On Mon, 4 Jan 2021 at 17:42, Bill Degnan
<billdegnan at gmail.com> wrote:
Agreed.
A fully provisioned IBM PC / XT in 1981-4 was pretty expensive too, that's why 8-bit
machines continued to sell well into the later 80's. 16-bit was overkill for most
home needs. Apple would not have survived the 80's without their 8-bit machine sales,
and Commodore, Atari, Tandy....
Definitely true.
And one thing that interests me is the double factoid:
[1] The companies that threw away their 8-bit line and did something
totally new for their 16-bit lines generally did better, and attempts
at backwards-compatibility failed
_except_
[2] For Intel/MICROS~1, who somehow managed to smoothly transition
from 8/16 ? true 16-bit ? 32-bit ? 64-bit ? multi-CPU ?

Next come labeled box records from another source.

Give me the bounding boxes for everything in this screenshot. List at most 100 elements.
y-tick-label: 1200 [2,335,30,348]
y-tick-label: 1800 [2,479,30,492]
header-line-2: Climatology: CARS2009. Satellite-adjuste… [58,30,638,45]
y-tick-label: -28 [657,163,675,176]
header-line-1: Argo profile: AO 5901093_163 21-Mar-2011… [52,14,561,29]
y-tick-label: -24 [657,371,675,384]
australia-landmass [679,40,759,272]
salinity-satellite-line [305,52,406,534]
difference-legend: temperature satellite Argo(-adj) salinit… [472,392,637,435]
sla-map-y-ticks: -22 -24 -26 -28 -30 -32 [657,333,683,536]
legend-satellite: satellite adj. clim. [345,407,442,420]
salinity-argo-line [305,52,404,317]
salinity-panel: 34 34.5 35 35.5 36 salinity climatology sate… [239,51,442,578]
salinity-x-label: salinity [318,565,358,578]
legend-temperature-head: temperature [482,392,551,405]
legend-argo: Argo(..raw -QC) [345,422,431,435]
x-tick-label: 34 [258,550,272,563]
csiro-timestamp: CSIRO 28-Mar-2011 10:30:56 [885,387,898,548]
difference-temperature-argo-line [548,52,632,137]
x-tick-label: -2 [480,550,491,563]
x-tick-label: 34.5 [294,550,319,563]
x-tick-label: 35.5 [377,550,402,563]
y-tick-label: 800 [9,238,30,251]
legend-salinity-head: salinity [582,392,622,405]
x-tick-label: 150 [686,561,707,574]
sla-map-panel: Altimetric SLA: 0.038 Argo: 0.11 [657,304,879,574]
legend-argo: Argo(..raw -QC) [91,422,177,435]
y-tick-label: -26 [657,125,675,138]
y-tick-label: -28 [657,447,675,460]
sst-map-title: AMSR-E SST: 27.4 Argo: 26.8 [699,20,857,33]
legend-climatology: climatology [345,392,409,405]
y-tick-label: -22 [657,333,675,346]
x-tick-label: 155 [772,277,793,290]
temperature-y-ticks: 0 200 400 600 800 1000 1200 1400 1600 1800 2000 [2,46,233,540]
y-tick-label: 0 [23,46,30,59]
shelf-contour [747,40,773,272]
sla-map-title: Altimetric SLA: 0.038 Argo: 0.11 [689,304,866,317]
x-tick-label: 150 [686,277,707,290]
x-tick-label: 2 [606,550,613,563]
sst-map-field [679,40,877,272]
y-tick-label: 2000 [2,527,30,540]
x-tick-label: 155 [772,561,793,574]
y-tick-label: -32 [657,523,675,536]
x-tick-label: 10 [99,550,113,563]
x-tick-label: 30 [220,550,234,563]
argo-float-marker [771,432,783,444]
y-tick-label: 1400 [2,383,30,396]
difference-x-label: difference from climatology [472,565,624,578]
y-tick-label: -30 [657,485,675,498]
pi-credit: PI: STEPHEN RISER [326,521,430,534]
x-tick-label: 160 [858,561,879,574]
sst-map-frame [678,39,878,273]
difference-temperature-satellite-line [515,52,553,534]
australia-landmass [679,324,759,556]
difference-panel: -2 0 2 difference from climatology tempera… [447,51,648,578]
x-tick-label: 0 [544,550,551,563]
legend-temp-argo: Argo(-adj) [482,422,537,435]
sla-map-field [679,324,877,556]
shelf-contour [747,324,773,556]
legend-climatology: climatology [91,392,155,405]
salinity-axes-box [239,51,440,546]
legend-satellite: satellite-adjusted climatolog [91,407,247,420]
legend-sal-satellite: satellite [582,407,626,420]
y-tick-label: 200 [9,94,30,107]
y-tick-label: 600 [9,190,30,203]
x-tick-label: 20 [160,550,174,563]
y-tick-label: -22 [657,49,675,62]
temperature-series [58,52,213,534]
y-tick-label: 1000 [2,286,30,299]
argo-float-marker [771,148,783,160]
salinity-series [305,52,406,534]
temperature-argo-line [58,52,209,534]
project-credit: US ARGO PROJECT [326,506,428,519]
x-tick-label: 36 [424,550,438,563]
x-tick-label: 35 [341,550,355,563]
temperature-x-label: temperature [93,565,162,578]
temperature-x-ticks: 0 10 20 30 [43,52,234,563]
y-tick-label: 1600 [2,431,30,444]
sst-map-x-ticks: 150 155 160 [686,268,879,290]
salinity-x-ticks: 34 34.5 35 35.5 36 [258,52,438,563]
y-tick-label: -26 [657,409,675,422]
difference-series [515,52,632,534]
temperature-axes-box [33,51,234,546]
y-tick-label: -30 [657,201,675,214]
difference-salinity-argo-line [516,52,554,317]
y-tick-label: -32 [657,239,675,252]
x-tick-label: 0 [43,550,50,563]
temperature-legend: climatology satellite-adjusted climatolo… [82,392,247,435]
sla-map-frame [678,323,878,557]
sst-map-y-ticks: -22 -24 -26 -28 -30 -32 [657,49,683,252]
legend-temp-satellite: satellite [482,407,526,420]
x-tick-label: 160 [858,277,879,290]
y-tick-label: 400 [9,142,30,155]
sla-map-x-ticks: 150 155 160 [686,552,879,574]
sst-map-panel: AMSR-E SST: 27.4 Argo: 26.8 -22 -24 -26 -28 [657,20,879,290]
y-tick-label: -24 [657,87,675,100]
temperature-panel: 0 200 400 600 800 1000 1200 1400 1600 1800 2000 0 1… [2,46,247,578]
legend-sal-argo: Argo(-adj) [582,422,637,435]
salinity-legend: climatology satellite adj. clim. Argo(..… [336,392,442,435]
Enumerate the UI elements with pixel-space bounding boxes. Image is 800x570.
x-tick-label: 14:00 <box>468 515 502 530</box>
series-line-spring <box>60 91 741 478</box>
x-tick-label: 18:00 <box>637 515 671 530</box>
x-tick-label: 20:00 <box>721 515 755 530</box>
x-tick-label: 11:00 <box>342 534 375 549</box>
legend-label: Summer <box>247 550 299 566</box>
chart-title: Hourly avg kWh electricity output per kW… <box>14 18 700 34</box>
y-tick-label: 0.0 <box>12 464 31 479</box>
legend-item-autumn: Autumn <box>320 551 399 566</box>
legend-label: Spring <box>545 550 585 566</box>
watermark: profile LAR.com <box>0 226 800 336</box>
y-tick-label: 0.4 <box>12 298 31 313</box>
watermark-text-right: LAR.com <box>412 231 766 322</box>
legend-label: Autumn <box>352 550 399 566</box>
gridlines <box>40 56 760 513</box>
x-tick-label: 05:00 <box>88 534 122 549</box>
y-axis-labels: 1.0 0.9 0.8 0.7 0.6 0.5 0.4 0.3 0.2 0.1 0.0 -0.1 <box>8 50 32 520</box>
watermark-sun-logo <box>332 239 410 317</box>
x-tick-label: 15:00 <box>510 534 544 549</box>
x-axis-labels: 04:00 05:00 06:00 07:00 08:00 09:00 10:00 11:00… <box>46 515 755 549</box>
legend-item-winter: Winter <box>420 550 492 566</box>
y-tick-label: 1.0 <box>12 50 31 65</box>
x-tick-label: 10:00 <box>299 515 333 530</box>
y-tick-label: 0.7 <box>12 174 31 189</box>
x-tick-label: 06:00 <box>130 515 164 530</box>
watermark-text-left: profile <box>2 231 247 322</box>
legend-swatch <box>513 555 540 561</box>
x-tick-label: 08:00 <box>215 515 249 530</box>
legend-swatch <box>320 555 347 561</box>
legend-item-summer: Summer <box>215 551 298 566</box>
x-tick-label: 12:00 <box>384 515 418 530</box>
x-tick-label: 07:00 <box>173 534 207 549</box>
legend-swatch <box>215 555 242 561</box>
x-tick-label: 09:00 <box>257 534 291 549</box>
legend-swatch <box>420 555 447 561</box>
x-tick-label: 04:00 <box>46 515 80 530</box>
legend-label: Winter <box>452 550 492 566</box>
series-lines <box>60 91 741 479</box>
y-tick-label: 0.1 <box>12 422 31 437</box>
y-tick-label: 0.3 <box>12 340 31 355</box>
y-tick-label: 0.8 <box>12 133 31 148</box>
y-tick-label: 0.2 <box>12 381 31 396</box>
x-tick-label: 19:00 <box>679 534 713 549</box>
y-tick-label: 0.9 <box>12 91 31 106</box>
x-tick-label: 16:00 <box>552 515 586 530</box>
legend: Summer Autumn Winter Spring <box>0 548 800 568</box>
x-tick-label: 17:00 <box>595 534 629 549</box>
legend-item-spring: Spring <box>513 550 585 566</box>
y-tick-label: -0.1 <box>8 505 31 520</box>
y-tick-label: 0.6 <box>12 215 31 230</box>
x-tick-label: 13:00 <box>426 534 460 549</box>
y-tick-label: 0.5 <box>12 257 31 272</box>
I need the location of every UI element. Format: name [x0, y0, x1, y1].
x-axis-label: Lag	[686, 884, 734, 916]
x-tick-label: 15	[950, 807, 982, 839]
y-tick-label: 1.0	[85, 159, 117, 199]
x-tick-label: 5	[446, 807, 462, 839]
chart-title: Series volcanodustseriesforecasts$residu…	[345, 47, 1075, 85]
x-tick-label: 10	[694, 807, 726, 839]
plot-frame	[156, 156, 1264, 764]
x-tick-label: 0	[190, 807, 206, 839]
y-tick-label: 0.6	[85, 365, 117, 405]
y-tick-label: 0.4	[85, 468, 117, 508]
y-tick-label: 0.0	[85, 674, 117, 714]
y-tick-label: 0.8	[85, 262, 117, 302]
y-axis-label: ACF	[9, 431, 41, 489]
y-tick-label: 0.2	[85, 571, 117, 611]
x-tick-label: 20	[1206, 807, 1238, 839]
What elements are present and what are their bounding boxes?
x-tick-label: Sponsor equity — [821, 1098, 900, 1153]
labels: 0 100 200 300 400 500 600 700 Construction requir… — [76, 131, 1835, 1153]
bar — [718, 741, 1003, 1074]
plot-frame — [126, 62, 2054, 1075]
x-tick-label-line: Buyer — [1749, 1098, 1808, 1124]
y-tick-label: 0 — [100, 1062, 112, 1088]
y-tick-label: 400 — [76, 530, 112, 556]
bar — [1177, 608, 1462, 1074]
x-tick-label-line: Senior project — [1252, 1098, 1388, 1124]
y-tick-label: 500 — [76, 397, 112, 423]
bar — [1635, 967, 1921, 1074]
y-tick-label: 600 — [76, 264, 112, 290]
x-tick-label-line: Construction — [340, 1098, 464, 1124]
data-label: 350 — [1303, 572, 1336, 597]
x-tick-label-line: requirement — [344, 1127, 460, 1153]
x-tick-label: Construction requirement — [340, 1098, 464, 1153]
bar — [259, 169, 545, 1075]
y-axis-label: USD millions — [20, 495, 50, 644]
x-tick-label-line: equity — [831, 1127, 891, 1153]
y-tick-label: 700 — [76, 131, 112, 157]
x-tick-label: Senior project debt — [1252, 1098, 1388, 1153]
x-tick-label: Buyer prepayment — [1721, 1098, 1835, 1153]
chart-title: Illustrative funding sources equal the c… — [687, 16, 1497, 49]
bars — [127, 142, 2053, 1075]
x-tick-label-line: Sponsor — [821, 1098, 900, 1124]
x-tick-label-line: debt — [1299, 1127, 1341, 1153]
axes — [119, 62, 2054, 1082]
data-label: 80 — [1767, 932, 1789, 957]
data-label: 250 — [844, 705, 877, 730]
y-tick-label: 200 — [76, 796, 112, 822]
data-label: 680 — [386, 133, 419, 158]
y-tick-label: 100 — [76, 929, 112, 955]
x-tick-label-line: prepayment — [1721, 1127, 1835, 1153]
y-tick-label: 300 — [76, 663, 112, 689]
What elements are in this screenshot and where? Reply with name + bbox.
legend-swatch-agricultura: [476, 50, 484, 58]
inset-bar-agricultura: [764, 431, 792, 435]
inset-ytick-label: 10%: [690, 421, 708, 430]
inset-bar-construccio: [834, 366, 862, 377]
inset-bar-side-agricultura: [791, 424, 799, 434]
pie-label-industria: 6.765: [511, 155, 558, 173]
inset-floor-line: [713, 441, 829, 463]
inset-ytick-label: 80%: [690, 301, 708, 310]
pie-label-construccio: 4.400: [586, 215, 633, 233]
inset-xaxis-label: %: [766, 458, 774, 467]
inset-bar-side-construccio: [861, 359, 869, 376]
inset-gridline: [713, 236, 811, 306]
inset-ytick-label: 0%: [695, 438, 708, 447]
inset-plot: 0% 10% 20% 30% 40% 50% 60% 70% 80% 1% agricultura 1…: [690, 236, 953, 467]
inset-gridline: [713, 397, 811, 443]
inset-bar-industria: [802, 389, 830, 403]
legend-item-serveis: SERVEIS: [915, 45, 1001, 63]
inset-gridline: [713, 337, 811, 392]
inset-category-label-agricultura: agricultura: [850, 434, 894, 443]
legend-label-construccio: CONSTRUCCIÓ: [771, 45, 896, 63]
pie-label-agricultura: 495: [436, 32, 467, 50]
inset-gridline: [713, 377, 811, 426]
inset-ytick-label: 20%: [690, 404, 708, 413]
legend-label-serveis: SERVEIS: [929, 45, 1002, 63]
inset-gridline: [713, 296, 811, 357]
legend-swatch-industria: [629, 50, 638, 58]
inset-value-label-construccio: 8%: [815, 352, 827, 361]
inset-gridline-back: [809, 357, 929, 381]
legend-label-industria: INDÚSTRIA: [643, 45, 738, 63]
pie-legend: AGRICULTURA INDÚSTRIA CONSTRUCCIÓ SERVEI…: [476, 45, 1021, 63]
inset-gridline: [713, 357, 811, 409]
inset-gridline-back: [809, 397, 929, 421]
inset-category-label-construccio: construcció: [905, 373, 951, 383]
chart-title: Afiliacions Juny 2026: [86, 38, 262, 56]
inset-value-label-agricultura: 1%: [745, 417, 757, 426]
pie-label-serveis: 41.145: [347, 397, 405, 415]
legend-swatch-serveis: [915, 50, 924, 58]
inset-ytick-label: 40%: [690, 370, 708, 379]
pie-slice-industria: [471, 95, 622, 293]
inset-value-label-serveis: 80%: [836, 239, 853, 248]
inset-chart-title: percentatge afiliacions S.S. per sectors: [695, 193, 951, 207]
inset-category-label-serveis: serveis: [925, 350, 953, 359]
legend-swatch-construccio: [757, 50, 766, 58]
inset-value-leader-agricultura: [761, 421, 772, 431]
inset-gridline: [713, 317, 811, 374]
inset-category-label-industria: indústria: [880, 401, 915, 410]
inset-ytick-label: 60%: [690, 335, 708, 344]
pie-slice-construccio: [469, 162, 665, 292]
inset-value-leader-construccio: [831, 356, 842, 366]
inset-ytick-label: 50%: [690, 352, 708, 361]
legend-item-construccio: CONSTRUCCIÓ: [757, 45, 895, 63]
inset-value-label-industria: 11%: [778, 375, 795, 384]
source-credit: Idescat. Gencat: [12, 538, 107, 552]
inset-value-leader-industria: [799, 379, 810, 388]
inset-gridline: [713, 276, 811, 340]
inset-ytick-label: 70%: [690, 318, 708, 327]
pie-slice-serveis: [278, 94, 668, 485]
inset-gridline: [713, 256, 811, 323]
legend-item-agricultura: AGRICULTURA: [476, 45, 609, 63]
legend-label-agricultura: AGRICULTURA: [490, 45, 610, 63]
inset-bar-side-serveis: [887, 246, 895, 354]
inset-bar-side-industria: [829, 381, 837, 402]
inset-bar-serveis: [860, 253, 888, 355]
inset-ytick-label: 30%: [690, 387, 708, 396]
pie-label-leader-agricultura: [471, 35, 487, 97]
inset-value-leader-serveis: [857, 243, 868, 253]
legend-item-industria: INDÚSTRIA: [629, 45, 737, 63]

multi-core/multi-CPU, across multiple expansion buses, memory
architectures and more...
I say IBM is the winner here. IBM 7030 Stretch gave IBM a design based
on 8 bit bytes, that followed with the IBM 360. Salesman love bytes
because now your 4K of memory (36/48 bits) is 32KB of IBM memory and
time sharing because you can FAKE the need for real memory.
Ben Fan of 36 bits but not the PDP 10.